As you cross the Equator, the constellation known as the Southern Cross is used along with Meridian pairs known as: Mirzam and Canis Major, Canopis and Carina - which there becomes an imaginary line that runs perpendicular with the ocean to create a point of destination.  Through this line, an imaginary line is cut through the center of the deck which maintains the course for heading to Tahiti.

During daylight hours, look at the clouds.  When the clouds change to a brownish hue, this indicates land in which the clouds are reflecting.  Migratory birds can also be observed heading toward the island.

The Polynesian Voyaging Society was founded in 1973 to prove that ancient Polynesians truly meant to settle the islands in which they have settled.  They set out to prove that the Polynesian Wayfinding truly works without modern navigation tools.

Since 1975 the Hokulea has been around the world without navigational technology.

Today, they are discovering that Polynesians had gone even further than the Pacific, of Polynesian Triangle and the one pristine wildlife area off the coast of California is surfacing evidence in an underground site, of Polynesian seafaring.

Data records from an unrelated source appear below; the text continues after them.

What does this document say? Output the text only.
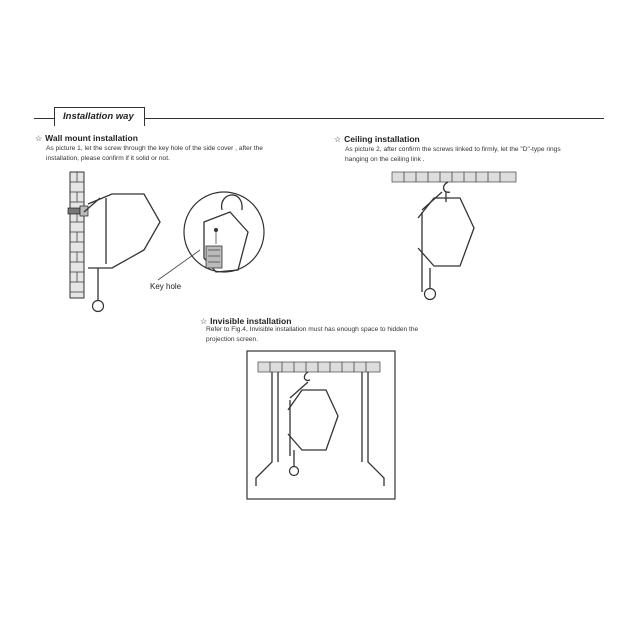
Installation way
☆ Wall mount installation
As picture 1, let the screw through the key hole of the side cover , after the
installation, please confirm if it solid or not.
☆ Ceiling installation
As picture 2, after confirm the screws linked to firmly, let the "D"-type rings
hanging on the ceiling link .
☆ Invisible installation
Refer to Fig.4, Invisible installation must has enough space to hidden the
projection screen.
Key hole
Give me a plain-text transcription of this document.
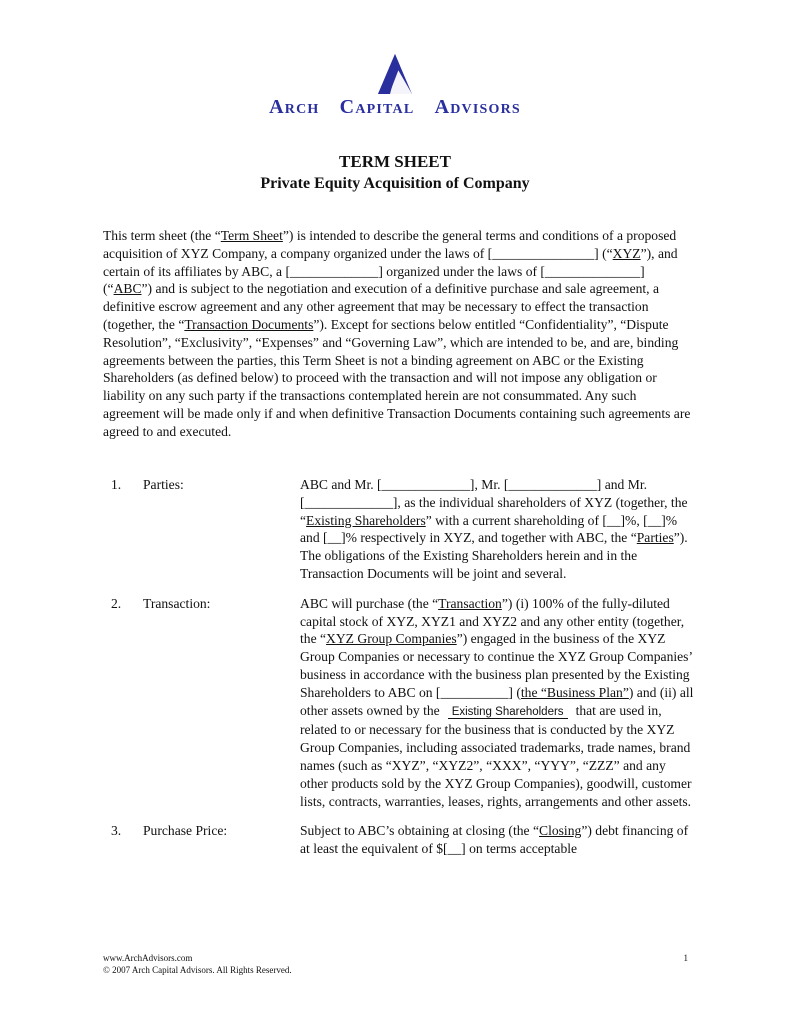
Arch Capital Advisors
TERM SHEET
Private Equity Acquisition of Company
This term sheet (the “Term Sheet”) is intended to describe the general terms and conditions of a proposed acquisition of XYZ Company, a company organized under the laws of [_______________] (“XYZ”), and certain of its affiliates by ABC, a [_____________] organized under the laws of [______________] (“ABC”) and is subject to the negotiation and execution of a definitive purchase and sale agreement, a definitive escrow agreement and any other agreement that may be necessary to effect the transaction (together, the “Transaction Documents”). Except for sections below entitled “Confidentiality”, “Dispute Resolution”, “Exclusivity”, “Expenses” and “Governing Law”, which are intended to be, and are, binding agreements between the parties, this Term Sheet is not a binding agreement on ABC or the Existing Shareholders (as defined below) to proceed with the transaction and will not impose any obligation or liability on any such party if the transactions contemplated herein are not consummated. Any such agreement will be made only if and when definitive Transaction Documents containing such agreements are agreed to and executed.
1.	Parties:	ABC and Mr. [_____________], Mr. [_____________] and Mr. [_____________], as the individual shareholders of XYZ (together, the “Existing Shareholders” with a current shareholding of [__]%, [__]% and [__]% respectively in XYZ, and together with ABC, the “Parties”). The obligations of the Existing Shareholders herein and in the Transaction Documents will be joint and several.
2.	Transaction:	ABC will purchase (the “Transaction”) (i) 100% of the fully-diluted capital stock of XYZ, XYZ1 and XYZ2 and any other entity (together, the “XYZ Group Companies”) engaged in the business of the XYZ Group Companies or necessary to continue the XYZ Group Companies’ business in accordance with the business plan presented by the Existing Shareholders to ABC on [__________] (the “Business Plan”) and (ii) all other assets owned by the Existing Shareholders that are used in, related to or necessary for the business that is conducted by the XYZ Group Companies, including associated trademarks, trade names, brand names (such as “XYZ”, “XYZ2”, “XXX”, “YYY”, “ZZZ” and any other products sold by the XYZ Group Companies), goodwill, customer lists, contracts, warranties, leases, rights, arrangements and other assets.
3.	Purchase Price:	Subject to ABC’s obtaining at closing (the “Closing”) debt financing of at least the equivalent of $[__] on terms acceptable
www.ArchAdvisors.com
© 2007 Arch Capital Advisors. All Rights Reserved.
1
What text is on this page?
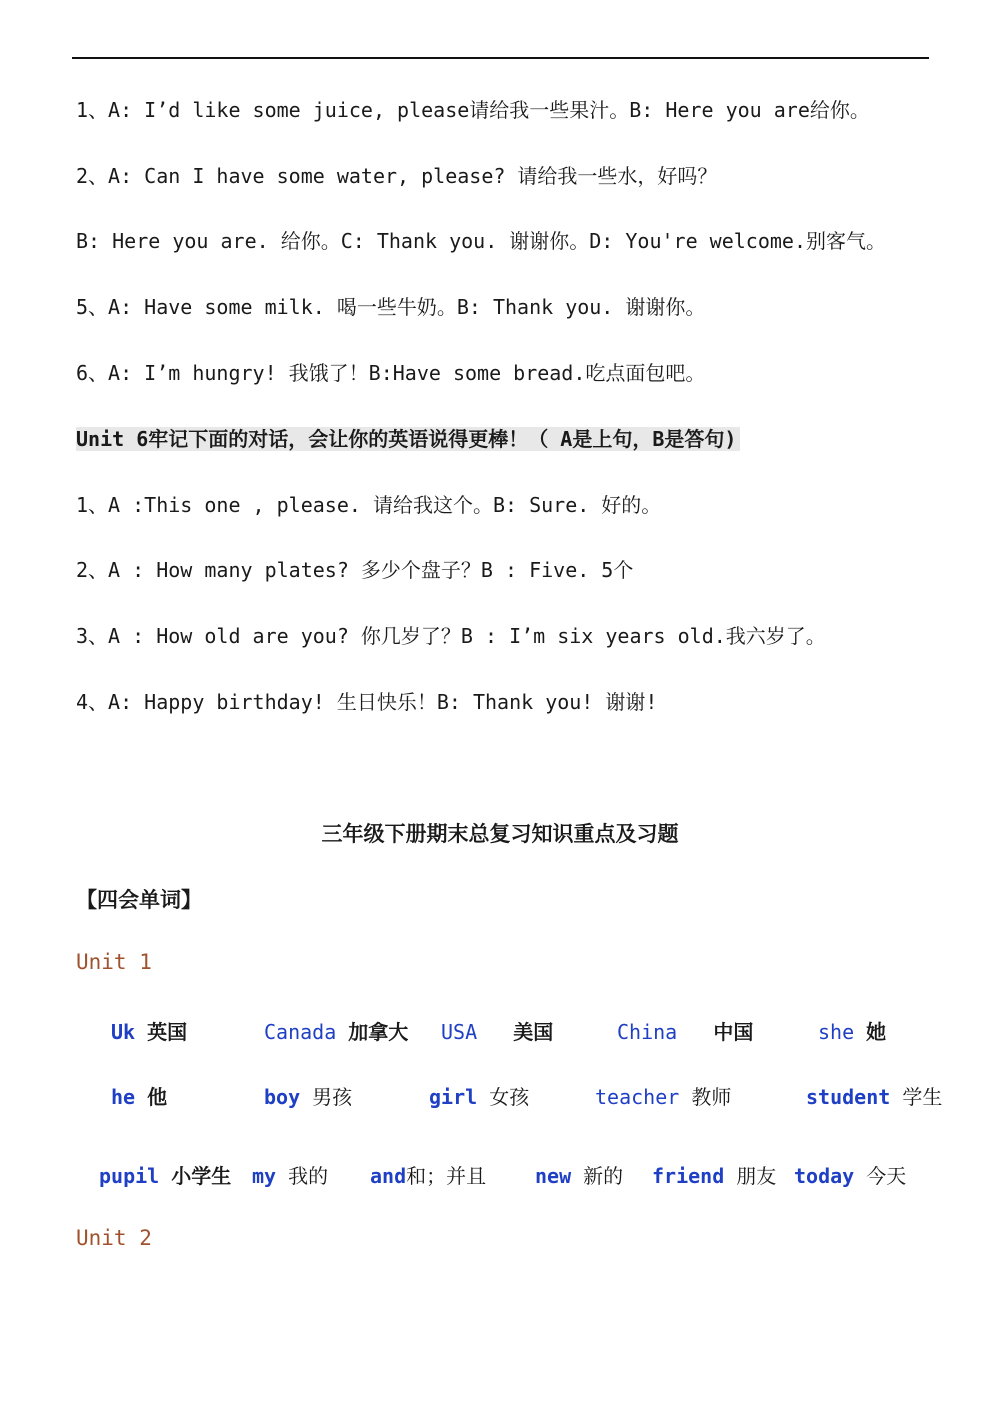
1、A: I’d like some juice, please请给我一些果汁。B: Here you are给你。
2、A: Can I have some water, please? 请给我一些水，好吗？
B: Here you are. 给你。C: Thank you. 谢谢你。D: You're welcome.别客气。
5、A: Have some milk. 喝一些牛奶。B: Thank you. 谢谢你。
6、A: I’m hungry! 我饿了！B:Have some bread.吃点面包吧。
Unit 6牢记下面的对话，会让你的英语说得更棒！（ A是上句，B是答句)
1、A :This one , please. 请给我这个。B: Sure. 好的。
2、A : How many plates? 多少个盘子？B : Five. 5个
3、A : How old are you? 你几岁了？B : I’m six years old.我六岁了。
4、A: Happy birthday! 生日快乐！B: Thank you! 谢谢!
三年级下册期末总复习知识重点及习题
【四会单词】
Unit 1
Uk 英国	Canada 加拿大 USA 美国	China 中国	she 她
he 他	boy 男孩	girl 女孩	teacher 教师	student 学生
pupil 小学生 my 我的 and和；并且 new 新的 friend 朋友 today 今天
Unit 2
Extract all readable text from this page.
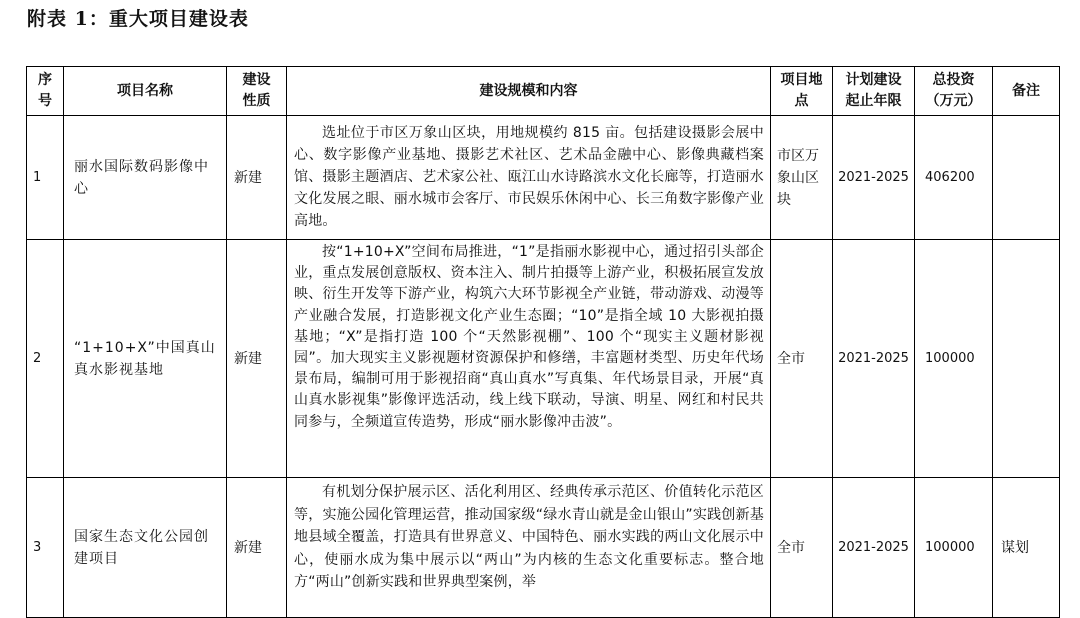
附表 1：重大项目建设表
序号	项目名称	建设性质	建设规模和内容	项目地点	计划建设起止年限	总投资（万元）	备注
1	丽水国际数码影像中心	新建	选址位于市区万象山区块，用地规模约 815 亩。包括建设摄影会展中心、数字影像产业基地、摄影艺术社区、艺术品金融中心、影像典藏档案馆、摄影主题酒店、艺术家公社、瓯江山水诗路滨水文化长廊等，打造丽水文化发展之眼、丽水城市会客厅、市民娱乐休闲中心、长三角数字影像产业高地。	市区万象山区块	2021-2025	406200	
2	“1+10+X”中国真山真水影视基地	新建	按“1+10+X”空间布局推进，“1”是指丽水影视中心，通过招引头部企业，重点发展创意版权、资本注入、制片拍摄等上游产业，积极拓展宣发放映、衍生开发等下游产业，构筑六大环节影视全产业链，带动游戏、动漫等产业融合发展，打造影视文化产业生态圈；“10”是指全域 10 大影视拍摄基地；“X”是指打造 100 个“天然影视棚”、100 个“现实主义题材影视园”。加大现实主义影视题材资源保护和修缮，丰富题材类型、历史年代场景布局，编制可用于影视招商“真山真水”写真集、年代场景目录，开展“真山真水影视集”影像评选活动，线上线下联动，导演、明星、网红和村民共同参与，全频道宣传造势，形成“丽水影像冲击波”。	全市	2021-2025	100000	
3	国家生态文化公园创建项目	新建	有机划分保护展示区、活化利用区、经典传承示范区、价值转化示范区等，实施公园化管理运营，推动国家级“绿水青山就是金山银山”实践创新基地县域全覆盖，打造具有世界意义、中国特色、丽水实践的两山文化展示中心，使丽水成为集中展示以“两山”为内核的生态文化重要标志。整合地方“两山”创新实践和世界典型案例，举	全市	2021-2025	100000	谋划
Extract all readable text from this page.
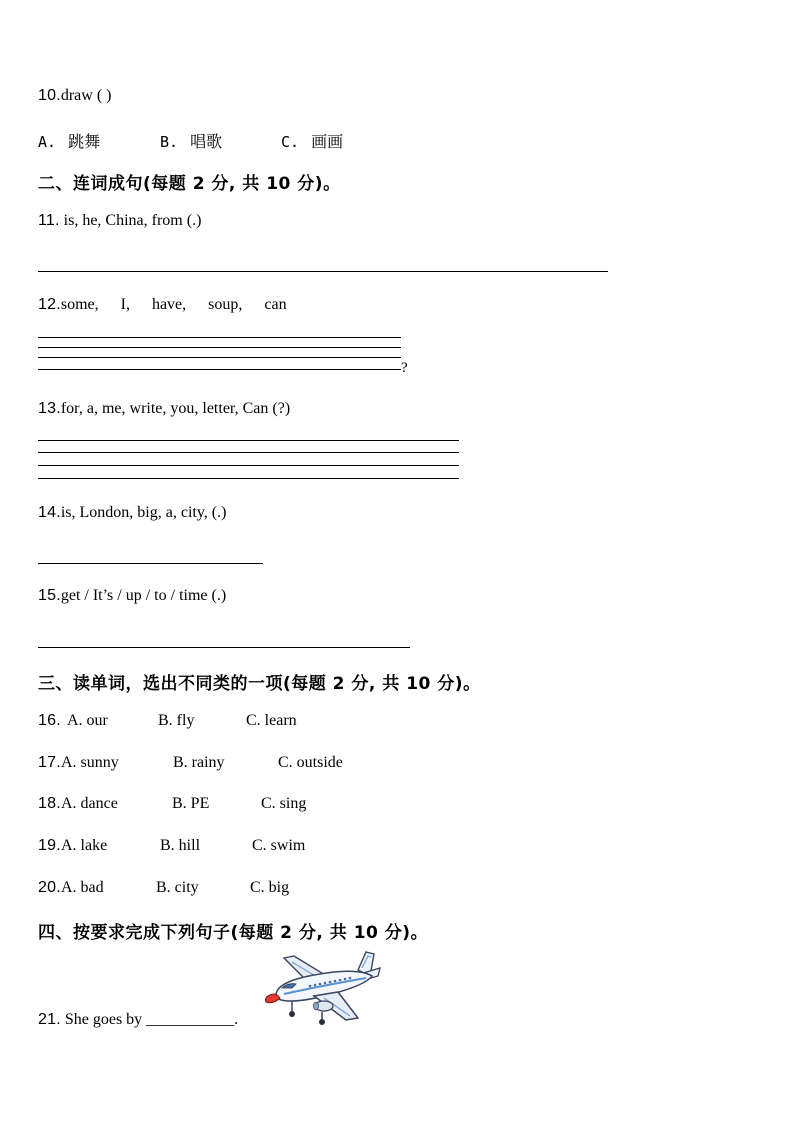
10.draw ( )
A. 跳舞	B. 唱歌	C. 画画
二、连词成句(每题 2 分, 共 10 分)。
11. is, he, China, from (.)
12.some, I, have, soup, can
?
13.for, a, me, write, you, letter, Can (?)
14.is, London, big, a, city, (.)
15.get / It’s / up / to / time (.)
三、读单词，选出不同类的一项(每题 2 分, 共 10 分)。
16. A. our	B. fly	C. learn
17. A. sunny	B. rainy	C. outside
18. A. dance	B. PE	C. sing
19. A. lake	B. hill	C. swim
20. A. bad	B. city	C. big
四、按要求完成下列句子(每题 2 分, 共 10 分)。
21. She goes by ___________.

Channel Islands show evidence of an ancient seafaring culture which resemble Polynesian artifacts.  This also coincides with seafarers of South America.

Researchers find that the exodus across the Bering Strait was not the first wave of migration into the continent of North America about 10,000 years ago, but that evidence shows that Polynesians had already settled the land some 2000 years prior to that.  If this is found to be true, it would imply that Polynesians were indeed the worldʻs greatest mariners of all time, with no equal in human history.